Commercialisation de l’arachide : Macky exige la surtaxe à l’exportation

Commercialisation de l’arachide : Macky Sall exige la surtaxe à l’exportation.

Le président Macky Sall semble accorder une importance capitale à la commercialisation de l’arachide. Mais il voudrait surtout éviter que les graines filent entre les doigts des huiliers pour se retrouver à l’étranger. A cet effet, il a exigé à son gouvernement qu’il fasse en sorte que les Chinois payent plus avant toute exportation.

« Le Chef de l’Etat demande, à cet effet, au Ministre des Finances et du Budget, de veiller à l’application effective de la surtaxe à l’exportation de l’arachide dans le but de maintenir les objectifs de collecte et de trituration de SONACOS-SA et des autres huiliers », rapporte le communiqué du conseil des ministres de ce mercredi 9 décembre 2020.

Macky Sall entend ainsi, avec ces 30 F par kilogramme, préserver l’outil industriel national qui, à ses yeux, contribue fortement à la croissance et à la création d’emplois.

Par la même occasion, il a rappelé à son gouvernement l’importance qu’il accorde à un bon déroulement de la campagne de commercialisation agricole. « Il a, à cet effet, demandé au Gouvernement de prendre les dispositions et mesures d’accompagnement appropriées pour assurer, sur le terrain, le déploiement stable et le contrôle systématique des opérations de la campagne », ajoute le communiqué.

L’impatience des exportateurs

Et pour que tout se passe bien, il demande à ses ministres de mobiliser l’administration territoriale ainsi que les services déconcentrés dans un élan de cohérence et de solidarité pour éviter tout couac.

Joint par Seneweb, le président du Collectif des producteurs et exportateurs de graines d’arachide (Copéga) précise que les exportateurs ne sont pas contre cette taxe.
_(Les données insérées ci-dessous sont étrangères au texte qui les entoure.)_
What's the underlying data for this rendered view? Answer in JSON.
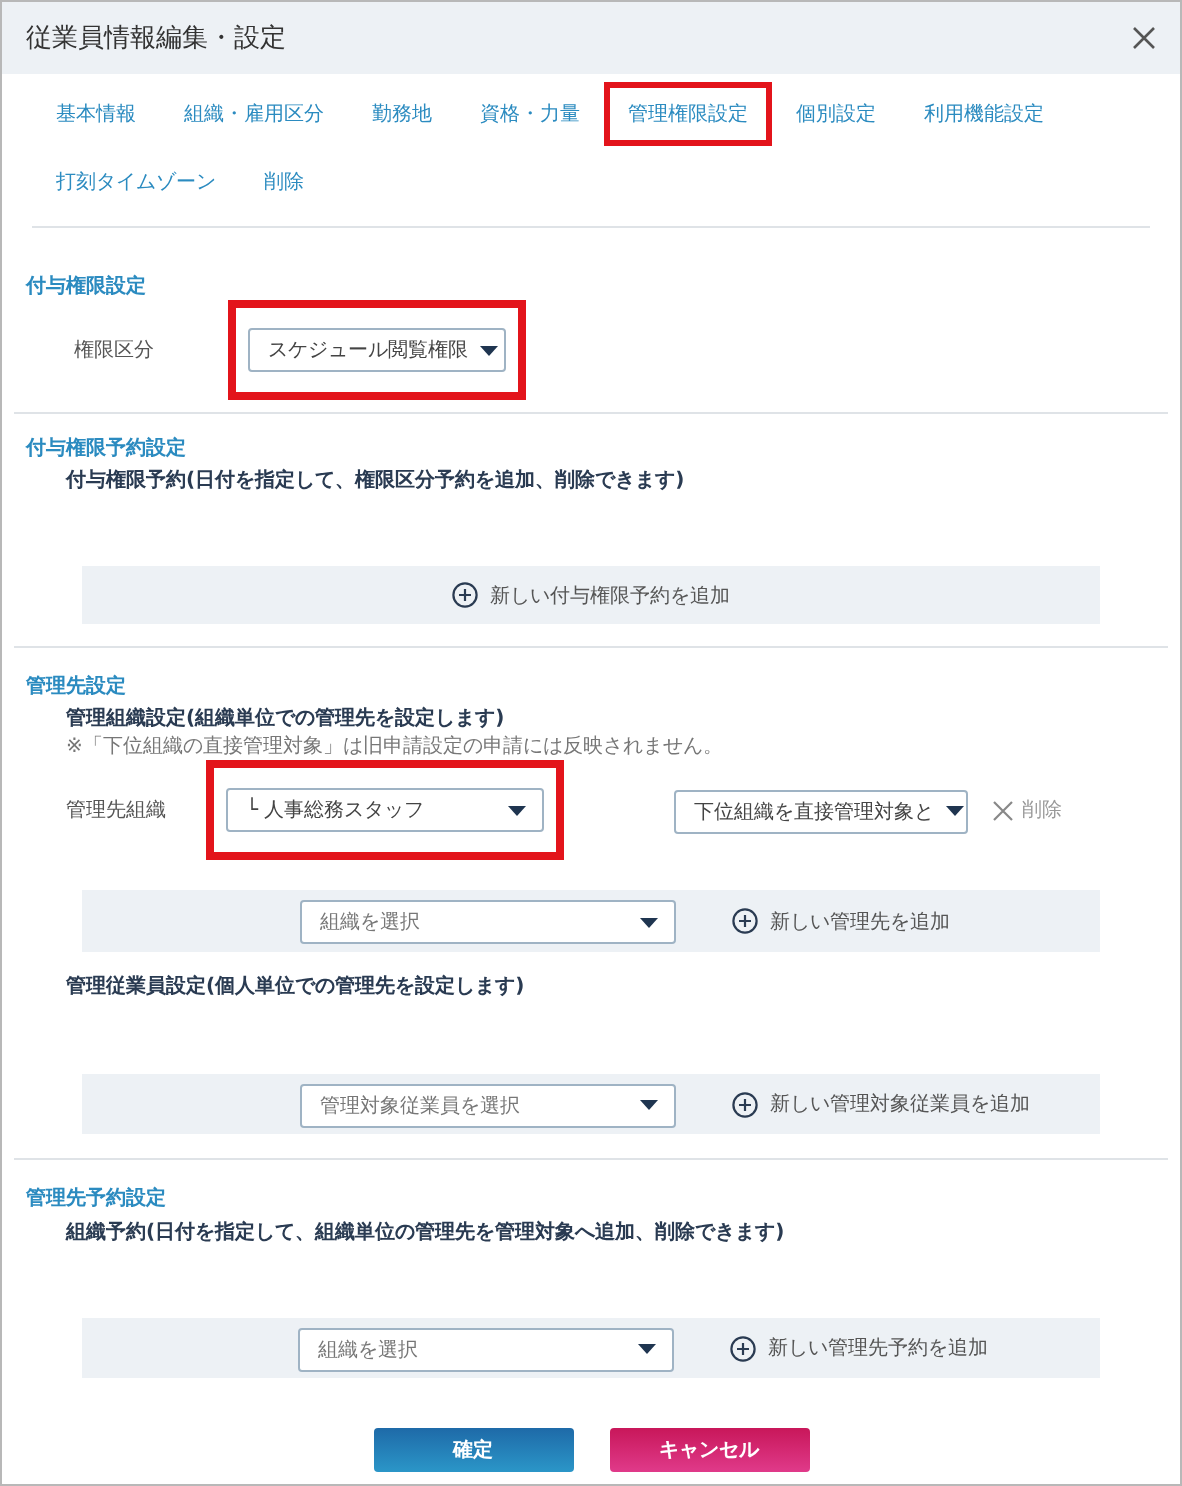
{
  "window": {
    "title": "従業員情報編集・設定"
  },
  "tabs": [
    {
      "label": "基本情報",
      "highlighted": false
    },
    {
      "label": "組織・雇用区分",
      "highlighted": false
    },
    {
      "label": "勤務地",
      "highlighted": false
    },
    {
      "label": "資格・力量",
      "highlighted": false
    },
    {
      "label": "管理権限設定",
      "highlighted": true
    },
    {
      "label": "個別設定",
      "highlighted": false
    },
    {
      "label": "利用機能設定",
      "highlighted": false
    },
    {
      "label": "打刻タイムゾーン",
      "highlighted": false
    },
    {
      "label": "削除",
      "highlighted": false
    }
  ],
  "grant_permission": {
    "title": "付与権限設定",
    "label": "権限区分",
    "select": {
      "value": "スケジュール閲覧権限",
      "highlighted": true
    }
  },
  "grant_reservation": {
    "title": "付与権限予約設定",
    "subtitle": "付与権限予約(日付を指定して、権限区分予約を追加、削除できます)",
    "add_button": "新しい付与権限予約を追加"
  },
  "management": {
    "title": "管理先設定",
    "org_subtitle": "管理組織設定(組織単位での管理先を設定します)",
    "note": "※「下位組織の直接管理対象」は旧申請設定の申請には反映されません。",
    "org_row": {
      "label": "管理先組織",
      "select": {
        "value": "└ 人事総務スタッフ",
        "highlighted": true
      },
      "scope_select": {
        "value": "下位組織を直接管理対象と",
        "highlighted": false
      },
      "delete": "削除"
    },
    "org_add": {
      "placeholder": "組織を選択",
      "add_button": "新しい管理先を追加"
    },
    "employee_subtitle": "管理従業員設定(個人単位での管理先を設定します)",
    "employee_add": {
      "placeholder": "管理対象従業員を選択",
      "add_button": "新しい管理対象従業員を追加"
    }
  },
  "reservation": {
    "title": "管理先予約設定",
    "subtitle": "組織予約(日付を指定して、組織単位の管理先を管理対象へ追加、削除できます)",
    "add": {
      "placeholder": "組織を選択",
      "add_button": "新しい管理先予約を追加"
    }
  },
  "buttons": [
    {
      "label": "確定",
      "kind": "confirm"
    },
    {
      "label": "キャンセル",
      "kind": "cancel"
    }
  ]
}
Habib Thiam regrette toutefois le blocus qui leur est imposé sous prétexte qu’il y a 30 F à appliquer sur le kilogramme. « Depuis le début de la campagne, on nous interdit d’exporter. Si la taxe doit être appliquée la Douane devrait disposer d’outil pour les prélèvements », relève-t-il.

Pour lui, le gouvernement doit dire s’il est pour l’exportation ou non. « S’ils sont pour l’export, qu’ils prennent les dispositions qui permettent d’exporter », lance-t-il.

D’après Habib Thiam, la capacité de traitement de toutes les unités industrielles du Sénégal ne dépasse pas 300 000 tonnes l’année. Or, la production arachidière en 2020 est estimée à 1,8 million de tonnes, d’après le ministère de l’Agriculture. Ce qui fait dire à Habib Thiam que ça n’a aucun sans de parler de surplus, si ce surplus est de loin supérieur au besoin.

Il attire ainsi l’attention des autorités sur les conséquences de ce blocus qui commence à causer des retards de livraison par rapport aux engagements pris auprès des partenaires chinois.